The Oregon State University Board of Trustees voted to raise tuition last Friday in a direct response to the rising costs of… stuff. Students with Oregon residency will be facing a four percent increase, while those from out of state will see a two percent increase. Thankfully, students love to have panic attacks about debt before they fall asleep every night, and find it quite pleasurable to spend their down time thinking about how great life would have been if they had just skipped college altogether and settled for a meaningful, blue collar existence. Some graduate and doctoral students have refuted this point of view, claiming that they’re glad to be making $80,000 a year while being forced to live in one-room studio apartments due to student loan costs. Also, while we’re on the topic, people love to stub their toes, find flies in their soup, and watch House Hunters.
Last Wednesday, police were called to the Goodwill on 9th Street when some dude tried to use a fake $20 bill. While this gave other Goodwill chapters cause to wonder whether or not they could somehow start paying disabled people with fake money instead of the pennies on the hour they’re already getting, said dude escaped the scene before he could be interviewed.

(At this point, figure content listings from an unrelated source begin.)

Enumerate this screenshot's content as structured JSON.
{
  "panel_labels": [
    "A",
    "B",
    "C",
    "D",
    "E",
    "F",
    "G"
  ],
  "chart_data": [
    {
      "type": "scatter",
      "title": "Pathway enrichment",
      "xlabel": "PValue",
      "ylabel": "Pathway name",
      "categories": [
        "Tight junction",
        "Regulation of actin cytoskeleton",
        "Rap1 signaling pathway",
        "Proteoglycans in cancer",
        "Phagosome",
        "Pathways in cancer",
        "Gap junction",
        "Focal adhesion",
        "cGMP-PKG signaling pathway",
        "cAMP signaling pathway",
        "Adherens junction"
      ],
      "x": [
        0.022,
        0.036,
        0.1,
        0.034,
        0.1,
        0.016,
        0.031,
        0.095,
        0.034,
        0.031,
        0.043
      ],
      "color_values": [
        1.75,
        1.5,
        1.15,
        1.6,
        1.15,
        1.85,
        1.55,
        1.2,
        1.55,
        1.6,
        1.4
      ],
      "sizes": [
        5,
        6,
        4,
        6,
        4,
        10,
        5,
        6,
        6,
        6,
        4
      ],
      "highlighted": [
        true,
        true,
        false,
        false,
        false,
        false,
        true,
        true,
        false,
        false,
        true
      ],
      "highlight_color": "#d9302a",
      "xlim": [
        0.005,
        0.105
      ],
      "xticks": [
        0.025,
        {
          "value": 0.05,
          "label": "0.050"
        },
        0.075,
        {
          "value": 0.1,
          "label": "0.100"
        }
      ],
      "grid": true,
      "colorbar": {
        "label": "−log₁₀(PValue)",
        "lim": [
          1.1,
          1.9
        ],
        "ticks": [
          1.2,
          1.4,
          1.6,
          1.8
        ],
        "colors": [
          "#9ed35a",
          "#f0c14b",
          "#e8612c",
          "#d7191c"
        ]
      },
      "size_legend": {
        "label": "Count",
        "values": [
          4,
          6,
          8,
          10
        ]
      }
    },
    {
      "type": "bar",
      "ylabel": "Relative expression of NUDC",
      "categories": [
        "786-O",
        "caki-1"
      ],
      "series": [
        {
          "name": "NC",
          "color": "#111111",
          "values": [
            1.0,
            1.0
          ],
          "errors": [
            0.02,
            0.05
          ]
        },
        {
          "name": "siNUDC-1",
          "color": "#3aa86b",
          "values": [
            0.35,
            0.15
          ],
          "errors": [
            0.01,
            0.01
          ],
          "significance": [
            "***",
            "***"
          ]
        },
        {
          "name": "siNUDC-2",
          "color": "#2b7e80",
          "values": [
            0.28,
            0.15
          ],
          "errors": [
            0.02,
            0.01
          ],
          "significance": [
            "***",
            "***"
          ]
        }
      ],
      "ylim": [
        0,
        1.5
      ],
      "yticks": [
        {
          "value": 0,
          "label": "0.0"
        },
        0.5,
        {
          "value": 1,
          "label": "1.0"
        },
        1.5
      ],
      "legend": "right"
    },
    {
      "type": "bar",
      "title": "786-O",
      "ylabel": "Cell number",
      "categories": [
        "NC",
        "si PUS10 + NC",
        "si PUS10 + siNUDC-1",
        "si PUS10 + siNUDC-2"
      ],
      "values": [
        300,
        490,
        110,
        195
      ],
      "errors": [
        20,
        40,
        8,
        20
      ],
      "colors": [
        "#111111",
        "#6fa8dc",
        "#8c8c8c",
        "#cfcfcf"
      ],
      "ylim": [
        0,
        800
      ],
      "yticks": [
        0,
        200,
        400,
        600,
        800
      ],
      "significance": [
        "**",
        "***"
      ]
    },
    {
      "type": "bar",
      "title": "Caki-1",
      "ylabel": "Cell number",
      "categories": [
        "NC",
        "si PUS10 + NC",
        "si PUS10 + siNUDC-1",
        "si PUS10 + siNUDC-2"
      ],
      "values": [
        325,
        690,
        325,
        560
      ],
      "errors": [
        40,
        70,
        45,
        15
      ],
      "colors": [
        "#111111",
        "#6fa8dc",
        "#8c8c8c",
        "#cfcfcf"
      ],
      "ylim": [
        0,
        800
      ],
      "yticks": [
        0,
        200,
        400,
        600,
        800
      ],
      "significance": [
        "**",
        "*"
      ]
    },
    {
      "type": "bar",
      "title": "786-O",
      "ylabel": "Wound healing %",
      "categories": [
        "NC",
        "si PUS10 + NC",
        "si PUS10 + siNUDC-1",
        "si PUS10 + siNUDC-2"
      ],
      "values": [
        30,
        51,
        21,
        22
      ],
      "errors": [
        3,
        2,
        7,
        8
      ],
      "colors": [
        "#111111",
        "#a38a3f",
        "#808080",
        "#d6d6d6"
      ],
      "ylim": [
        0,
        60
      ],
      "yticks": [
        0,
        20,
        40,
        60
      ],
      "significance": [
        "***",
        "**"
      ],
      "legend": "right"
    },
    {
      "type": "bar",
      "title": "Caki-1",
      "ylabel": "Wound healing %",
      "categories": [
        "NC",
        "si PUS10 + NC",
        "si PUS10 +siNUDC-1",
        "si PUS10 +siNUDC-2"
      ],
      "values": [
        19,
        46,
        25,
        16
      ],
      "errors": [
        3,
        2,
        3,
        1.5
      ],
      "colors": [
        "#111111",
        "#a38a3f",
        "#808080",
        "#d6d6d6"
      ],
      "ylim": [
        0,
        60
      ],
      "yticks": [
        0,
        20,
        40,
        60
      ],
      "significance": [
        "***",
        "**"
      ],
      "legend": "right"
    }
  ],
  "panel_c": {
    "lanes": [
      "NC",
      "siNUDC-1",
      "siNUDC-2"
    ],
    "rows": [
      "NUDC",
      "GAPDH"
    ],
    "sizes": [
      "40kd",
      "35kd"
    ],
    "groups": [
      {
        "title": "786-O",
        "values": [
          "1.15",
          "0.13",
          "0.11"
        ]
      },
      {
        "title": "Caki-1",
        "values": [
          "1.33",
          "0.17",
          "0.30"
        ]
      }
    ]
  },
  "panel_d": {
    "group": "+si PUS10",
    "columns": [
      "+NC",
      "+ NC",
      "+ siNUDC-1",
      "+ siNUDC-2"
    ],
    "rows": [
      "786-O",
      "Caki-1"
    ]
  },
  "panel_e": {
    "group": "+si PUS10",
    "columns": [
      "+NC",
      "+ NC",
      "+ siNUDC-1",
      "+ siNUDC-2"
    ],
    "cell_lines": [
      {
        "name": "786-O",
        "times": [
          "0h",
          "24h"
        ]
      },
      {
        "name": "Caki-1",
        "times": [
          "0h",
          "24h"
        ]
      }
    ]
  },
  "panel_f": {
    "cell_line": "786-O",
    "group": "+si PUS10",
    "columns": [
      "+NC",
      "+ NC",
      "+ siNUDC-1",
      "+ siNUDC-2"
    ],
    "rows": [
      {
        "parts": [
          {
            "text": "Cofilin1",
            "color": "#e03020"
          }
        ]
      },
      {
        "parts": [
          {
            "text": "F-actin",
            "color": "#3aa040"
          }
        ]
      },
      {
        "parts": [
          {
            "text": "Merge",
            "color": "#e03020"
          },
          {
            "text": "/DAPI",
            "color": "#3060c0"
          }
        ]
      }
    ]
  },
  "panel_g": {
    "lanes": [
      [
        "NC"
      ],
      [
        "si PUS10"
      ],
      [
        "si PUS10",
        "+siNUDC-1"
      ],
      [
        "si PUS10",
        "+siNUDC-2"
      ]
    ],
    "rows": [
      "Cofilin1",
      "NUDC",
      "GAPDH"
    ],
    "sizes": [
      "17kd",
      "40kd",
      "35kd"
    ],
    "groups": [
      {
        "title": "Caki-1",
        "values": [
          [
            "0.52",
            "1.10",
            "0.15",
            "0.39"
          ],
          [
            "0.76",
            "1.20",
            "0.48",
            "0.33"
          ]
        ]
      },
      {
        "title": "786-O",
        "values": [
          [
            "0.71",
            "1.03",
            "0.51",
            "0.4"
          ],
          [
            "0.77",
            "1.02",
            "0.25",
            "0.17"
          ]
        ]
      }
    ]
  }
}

Cougar sightings have apparently been on the rise in Albany, but before you puke into your shirt, know that we’re talking about animals here, not the shambling horrors found digging through the Walmart DVD bargain bin at three in the morning, smelling of sports bar and scented candle.
A Corvallis dude was recently arrested in connection with the murder of a woman in Alsea. It seems pertinent to note that his goatee makes it look like he’s been eating poop out of the toilet. Innocent until proven guilty aside, please do something about that first chance you get.